Let us investigate the most famous Tech-website in the universe: Stackoverflow. According to Alexa, the website rank in the U.S. is #41, and according to the stats yesterday, they have 9.9 million visits per day. That is absolutely amazing, because my own blog has 80 visits/day. It seems, that the stackoverflow website is the most important tech-forum, gains a high traffic and is the number one place for programmers. But suppose, we are not interested in C++, NTFS or installing Javascript in C#, is SO also good in the topic “Artificial Intelligence”? The good news is, that the website has a dedicated tag for searching only posts from that subject. The bad news is, that this seems to be a low traffic tag. A search results into 4611 hits overall. And that was the search worldwide in the language English. So it seems, that the developers on SO are not interested in programming intelligent machines.

But perhaps we have searched on the wrong place? If were are browsing through the Stackexchange network, we will find a dedicated forum only for AI. The website has also a very low traffic. On a daily basis it generates not more than 750 visits, and the number of overall questions is 1300. If we are sum up the original stackoverflow with the AI forum than the result is around 5900 questions which are AI related. Everybody can calculate for its own, how many people are interested in the subject. If the ordinary question teller has posted 3 questions, than the number of people worldwide who are interested in getting information about AI is not more than 2000. And again, Stackoverflow is not a small website or a blog which is driven by amateurs.
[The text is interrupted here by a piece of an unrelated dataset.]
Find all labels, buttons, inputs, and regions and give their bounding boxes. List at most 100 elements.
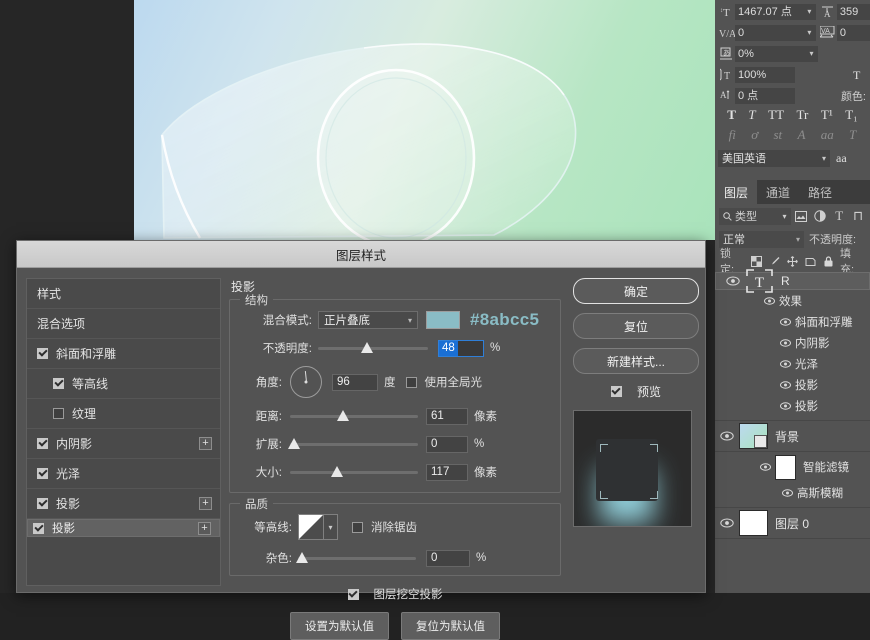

It collects the manpower of all programmers from US, Asia, Europe and India.

The raw number can be only called a joke. We have on the one side the most important technology ever invented which is understand by nearly nobody, and on the other hand a collective lack of interest especially by programmers and computer experts.

Even reddit is more interested in AI, they have around 250k postings with the term “Artificial Intelligence”. And reddit is not a programmer website, it is an entertainment forum which contains mostly jokes and stories.

Posting questions

Only for getting the numbers right. If somebody posts 13 simple questions about “Artificial Intelligence” in the AI.stackexchange forum, he will increase by this simple actions, the total count of all worldwide questions from 1300 to 1313. That are +1.0%. Like I mentioned above, this can only be called a joke, because even a single person can post 13 question over a while, and then he was responsible for 1% of the total traffic of that subject?

AI in a RSS feed

The above screenshot shows a RSS feedreader with two subscriptions. The first is the AI.stackexchange forum with around 3 new questions per day, the second is the AI section of which is also available as RSS feed and produces around 30 new papers per day. The difference is, that the AI.stackexchange forum has light-weight-content. That means, it is possible to read all questions. The stream of arxiv is instead a bit difficult to read, because every item is referencing to a complete paper with around 30 pages and in most cases the content is very complicated to understand. Reading the incoming Arxiv paper in realtime is not a good idea, instead I’m prefering to do a fulltext search on the content and retrieve only the needed information.

The open question is, why is the science community able to generate 30 new AI papers every day, but in the AI.stackexchange forum are only 3 new questions per day? Normally, asking a question is easier than writing a paper, so what we see here is a gap between amateur AI and professional AI. The arxiv papers are written usually by professors and science-teams in companies which are doing so their half life.

Getting real numbers about the authors is difficult. I would guess, that the ordinary Arxiv paper was written by 3 authors, and that the average author was subauthor in 10 papers per year. Every year the Arxiv AI section gets 10950 new papers. Now the calculation:

– one author writes 3.3 papers per year alone
– 10950 papers / 3.3 = 3318 authors

The result is, that 3000 Arxiv authors are producing 10000 papers per year in the AI section.